To calculate the assemblage vulnerability of the avifauna on each island, we calculated the unweighted mean species scores for the constituent species:

$$F_a\left(I\right)=1/n\left(V{\left(S\right)}_1+V{\left(S\right)}_2\dots V{\left(S\right)}_n\right),$$ [5]

where F_a(I) is the assemblage vulnerability for island I, n is the number of species on island I, and V(S)_n is the species vulnerability index for species “n” on the island (as per Eq. 4).

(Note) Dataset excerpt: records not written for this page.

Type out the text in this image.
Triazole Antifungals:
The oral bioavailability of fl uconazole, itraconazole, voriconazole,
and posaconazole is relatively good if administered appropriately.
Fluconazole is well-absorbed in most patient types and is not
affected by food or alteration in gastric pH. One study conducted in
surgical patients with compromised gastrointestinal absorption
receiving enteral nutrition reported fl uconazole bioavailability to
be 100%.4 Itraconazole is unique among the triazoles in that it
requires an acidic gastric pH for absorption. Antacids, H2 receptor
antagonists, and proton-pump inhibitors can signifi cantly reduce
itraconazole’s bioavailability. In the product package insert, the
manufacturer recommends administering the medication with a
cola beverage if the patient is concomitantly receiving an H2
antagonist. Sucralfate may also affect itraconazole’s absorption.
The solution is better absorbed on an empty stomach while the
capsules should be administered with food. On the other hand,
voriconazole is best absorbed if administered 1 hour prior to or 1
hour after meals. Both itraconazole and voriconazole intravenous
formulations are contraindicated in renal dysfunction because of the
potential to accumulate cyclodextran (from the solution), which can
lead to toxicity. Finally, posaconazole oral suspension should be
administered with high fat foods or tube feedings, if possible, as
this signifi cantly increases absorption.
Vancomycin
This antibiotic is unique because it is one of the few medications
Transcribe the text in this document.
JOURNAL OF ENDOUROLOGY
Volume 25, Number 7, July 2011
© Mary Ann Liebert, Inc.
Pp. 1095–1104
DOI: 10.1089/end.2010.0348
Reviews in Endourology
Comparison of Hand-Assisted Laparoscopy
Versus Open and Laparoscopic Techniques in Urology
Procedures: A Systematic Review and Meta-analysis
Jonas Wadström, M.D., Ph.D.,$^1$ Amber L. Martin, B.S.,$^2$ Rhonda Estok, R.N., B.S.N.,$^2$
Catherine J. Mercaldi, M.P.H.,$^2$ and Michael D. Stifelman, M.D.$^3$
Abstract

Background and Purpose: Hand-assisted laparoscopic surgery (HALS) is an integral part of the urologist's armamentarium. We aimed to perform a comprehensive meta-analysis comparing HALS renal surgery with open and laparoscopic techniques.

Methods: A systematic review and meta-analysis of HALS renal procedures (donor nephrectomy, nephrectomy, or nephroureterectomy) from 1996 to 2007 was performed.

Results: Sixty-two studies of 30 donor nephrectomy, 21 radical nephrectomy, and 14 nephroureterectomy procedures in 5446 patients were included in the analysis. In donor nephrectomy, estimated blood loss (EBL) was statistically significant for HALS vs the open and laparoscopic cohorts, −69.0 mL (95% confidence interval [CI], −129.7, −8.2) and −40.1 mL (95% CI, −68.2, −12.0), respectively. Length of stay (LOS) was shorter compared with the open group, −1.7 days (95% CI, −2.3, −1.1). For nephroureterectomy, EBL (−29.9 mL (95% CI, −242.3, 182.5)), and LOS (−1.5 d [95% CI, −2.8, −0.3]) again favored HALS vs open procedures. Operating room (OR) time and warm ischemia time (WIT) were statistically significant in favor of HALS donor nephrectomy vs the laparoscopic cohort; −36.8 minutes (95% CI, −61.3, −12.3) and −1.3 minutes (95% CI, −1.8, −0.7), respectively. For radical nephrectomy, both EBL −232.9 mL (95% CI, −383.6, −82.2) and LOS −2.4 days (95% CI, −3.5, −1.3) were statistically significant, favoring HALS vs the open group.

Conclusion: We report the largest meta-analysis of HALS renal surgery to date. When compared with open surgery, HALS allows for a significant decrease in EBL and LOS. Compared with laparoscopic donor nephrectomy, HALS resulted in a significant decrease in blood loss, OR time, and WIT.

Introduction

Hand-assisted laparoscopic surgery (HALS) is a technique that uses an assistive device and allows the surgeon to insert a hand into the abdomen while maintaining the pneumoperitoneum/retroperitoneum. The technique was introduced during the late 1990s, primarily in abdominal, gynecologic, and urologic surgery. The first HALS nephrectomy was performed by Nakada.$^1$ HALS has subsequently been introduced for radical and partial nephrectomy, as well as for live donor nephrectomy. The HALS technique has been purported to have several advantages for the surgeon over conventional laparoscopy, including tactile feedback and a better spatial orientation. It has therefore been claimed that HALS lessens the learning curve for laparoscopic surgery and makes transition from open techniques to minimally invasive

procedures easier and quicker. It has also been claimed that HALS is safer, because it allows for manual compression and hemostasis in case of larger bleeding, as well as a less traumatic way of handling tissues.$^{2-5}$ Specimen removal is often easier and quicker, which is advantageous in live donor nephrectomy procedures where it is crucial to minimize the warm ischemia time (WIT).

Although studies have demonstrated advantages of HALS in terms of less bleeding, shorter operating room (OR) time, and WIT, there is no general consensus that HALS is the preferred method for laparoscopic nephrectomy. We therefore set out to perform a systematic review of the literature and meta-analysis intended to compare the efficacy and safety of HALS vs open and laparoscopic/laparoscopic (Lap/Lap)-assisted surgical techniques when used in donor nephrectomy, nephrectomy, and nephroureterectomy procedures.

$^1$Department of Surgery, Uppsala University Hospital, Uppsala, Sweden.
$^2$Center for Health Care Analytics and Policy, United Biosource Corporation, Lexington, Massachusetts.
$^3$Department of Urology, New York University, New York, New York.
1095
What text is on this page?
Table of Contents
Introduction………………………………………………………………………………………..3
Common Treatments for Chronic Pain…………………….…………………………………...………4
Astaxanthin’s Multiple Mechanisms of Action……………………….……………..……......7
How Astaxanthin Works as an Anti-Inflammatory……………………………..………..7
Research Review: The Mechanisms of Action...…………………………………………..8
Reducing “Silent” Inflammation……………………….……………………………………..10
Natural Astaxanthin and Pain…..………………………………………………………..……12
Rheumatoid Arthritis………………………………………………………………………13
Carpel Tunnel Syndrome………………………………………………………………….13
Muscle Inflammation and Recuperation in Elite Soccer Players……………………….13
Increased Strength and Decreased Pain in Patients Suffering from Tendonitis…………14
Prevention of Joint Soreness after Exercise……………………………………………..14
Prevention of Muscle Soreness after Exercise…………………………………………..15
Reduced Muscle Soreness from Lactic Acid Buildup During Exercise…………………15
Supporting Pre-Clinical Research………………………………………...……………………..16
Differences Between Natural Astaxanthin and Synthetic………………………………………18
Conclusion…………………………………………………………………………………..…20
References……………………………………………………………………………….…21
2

In addition to assemblage vulnerability, species richness (SR) and functional diversity (FD) were calculated for each island using all of the resident land bird species on each island. For each species, bill length, bill depth, and tarsus length were measured for three adult male specimens, when available, at AMNH. These traits are relevant to the natural histories of birds (42–44). A principal-component analysis (PCA) was used to summarize bill morphology. Functional evenness, functional divergence, and functional richness (45) were calculated using the R package FD (46), based on the functional trait values for all birds on each island (the position of each species on axis 1 and axis 2 of the PCA summary of bill morphology, tarsus length, and body size). These traits were chosen because they are commonly used indicators of resource use and energy constraints (body size) (47, 48), and foraging behavior in birds (bill morphology and tarsus length) (41, 42). SR for each island was calculated using the land birds on each island. To ensure that we were not biasing our metric of assemblage vulnerability by duplicating the same information across aspects of vulnerability (e.g., a high correlation between range size and IUCN status might be expected because changes in range size can drive listing status), correlations between intrinsic biology, range size, and anthropogenic impact scores were examined.

The influence of functional diversity and species richness on assemblage vulnerability was then modeled using SEM, implemented in the R package lavaan (49). The distribution of functional traits through trait space was modeled as a latent variable (which we will call “functional trait distribution”), measured using functional evenness and functional divergence, with the latent variable variance fixed to 1 and the loading on functional evenness constrained to be 1. SR and functional richness were considered exogenous variables. Assemblage vulnerability was regressed onto functional trait distribution, functional richness, and SR (Fig. 1).

To compare the relationship between diversity and vulnerability across biogeographical groupings, the data were divided into two groups of islands: those that were connected to form major land masses at the LGM (land bridge islands), and those that were isolated at the LGM (isolated islands; Fig. 2, Table S1, and Dataset S1) (21). To evaluate the sensitivity of the interbiogeographical group differences to outliers, we used a bootstrap method in which 1,000 sets of 35 islands were randomly sampled (with replacement) from each of the island groups. The SEM was fit to each random sample, and the assemblage vulnerability r² was calculated. The distributions of assemblage vulnerability r² values were compared across biogeographic groups using a t test (Fig. 3A). To test whether the groups based on biogeographic history were significantly different from a random subset of the total dataset, we drew 1,000 random samples of 18 islands without replacement, and without regard to their biogeographic history, from the total dataset. We then compared the actual values of assemblage vulnerability r² of the biogeographic subsets to the distribution of r² values for random groups of islands (Fig. 3B).